Standing at my parents’ house that day, I was able to see the windows I had missed the opportunity. I realized that experiencing it on its own for my shame never gave the experience an opportunity to be properly digested. The same inner critic and shame resurfaced again and again in the years that followed.
When I get back, I’ll tell myself a few important things.
This is not something you just get over. It’s something to move. Pain is not here to break you – it asks for your attention. True strength doesn’t pretend you’re fine. It allows you to feel what you need to feel. Get the right support from therapists, coaches and trustworthy guides. It will change the experience not by making you more difficult, but by making you perfect. Healing doesn’t mean forgetting. That doesn’t mean you wake up one day and realize you don’t care anymore. It means learning from loss. I have a deeper understanding of myself. Move forward with a clearer understanding of what you really need and deserve.
I cannot go back and give this wisdom to my younger self. Who knows if they were ready to listen anyway? But I can offer it to anyone who might be there now. I wonder why it still hurts and they end up becoming “more than that.”
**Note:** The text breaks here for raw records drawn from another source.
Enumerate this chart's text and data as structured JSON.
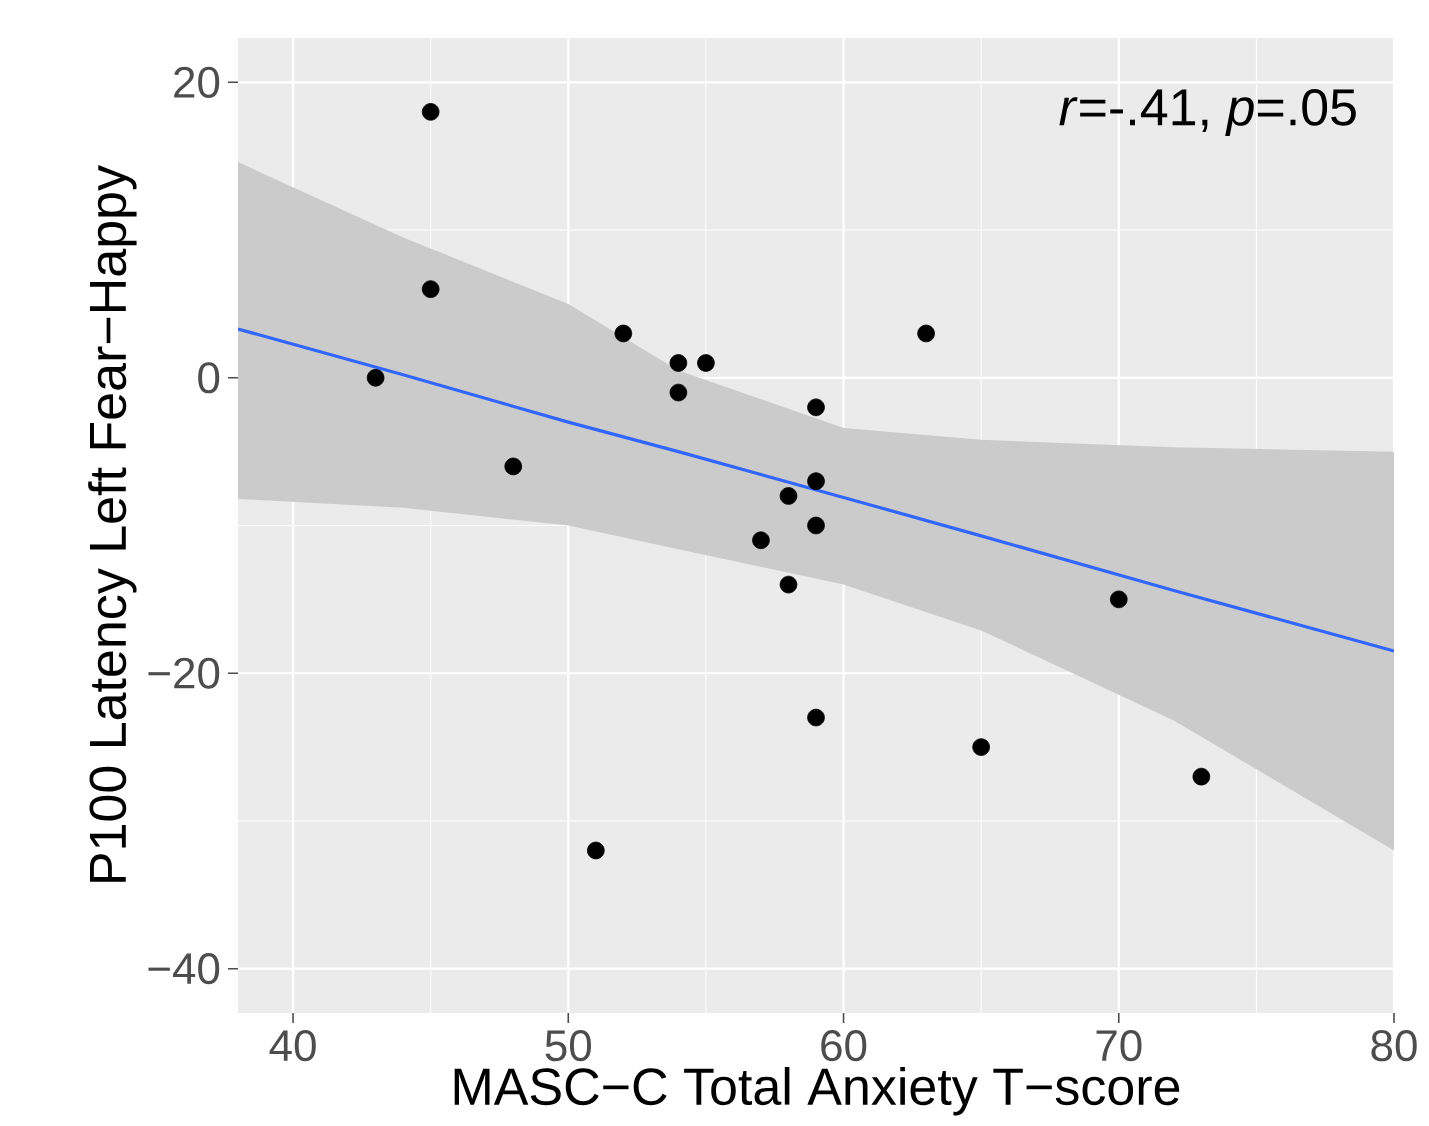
{
  "chart_data": {
    "type": "scatter",
    "xlabel": "MASC−C Total Anxiety T−score",
    "ylabel": "P100 Latency Left Fear−Happy",
    "annotations": [
      "*r*=-.41, *p*=.05"
    ],
    "xlim": [
      38,
      80
    ],
    "ylim": [
      -43,
      23
    ],
    "xticks": [
      40,
      50,
      60,
      70,
      80
    ],
    "yticks": [
      {
        "value": -40,
        "label": "−40"
      },
      {
        "value": -20,
        "label": "−20"
      },
      0,
      20
    ],
    "grid": true,
    "series": [
      {
        "marker": "circle",
        "color": "#000000",
        "x": [
          45,
          45,
          43,
          48,
          52,
          54,
          55,
          54,
          59,
          63,
          59,
          58,
          59,
          57,
          58,
          70,
          59,
          65,
          73,
          51
        ],
        "values": [
          18,
          6,
          0,
          -6,
          3,
          1,
          1,
          -1,
          -2,
          3,
          -7,
          -8,
          -10,
          -11,
          -14,
          -15,
          -23,
          -25,
          -27,
          -32
        ]
      },
      {
        "type": "line",
        "color": "#3366ff",
        "x": [
          38,
          44,
          50,
          54,
          60,
          65,
          72,
          80
        ],
        "values": [
          3.3,
          0.2,
          -3.0,
          -5.0,
          -8.1,
          -10.7,
          -14.4,
          -18.5
        ],
        "lower": [
          -8.2,
          -8.8,
          -10.0,
          -11.6,
          -14.0,
          -17.1,
          -23.2,
          -32.0
        ],
        "upper": [
          14.6,
          9.5,
          5.0,
          0.5,
          -3.4,
          -4.2,
          -4.7,
          -5.0
        ]
      }
    ]
  }
}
truth? The most painful moments in our lives often have the biggest invitation for self-discovery. By normalizing our pain and meeting it with self-compassion, we can unlock the large-scale personal growth.
We will not overcome unharmed lives. We get hurt. We face pain. You need to accept things you don’t understand.
But if we learn to turn inward, we can evolve as it becomes a safe haven for ourselves and is full of kindness and understanding. Rather than repeating the same lesson over and over, bringing that wisdom to the next experience, you can change your life.
So here is my wish for all of you who have broken my heart. You meet your pain. It will stay in your heart.

About Natasha Ramral
Natasha Ramlal is a trauma-informed, mental and physical health practitioner. She helps individuals see their pain in new ways, moving them to more evolved levels of mental and physical health, wholeness and healing. Learn more with her or visit Humanistcoaching.ca to get free audio from the past, a 24-minute mix of visualization, mindfulness and hypnosis. Regain your nervous system to balance when you have any of the “something” days.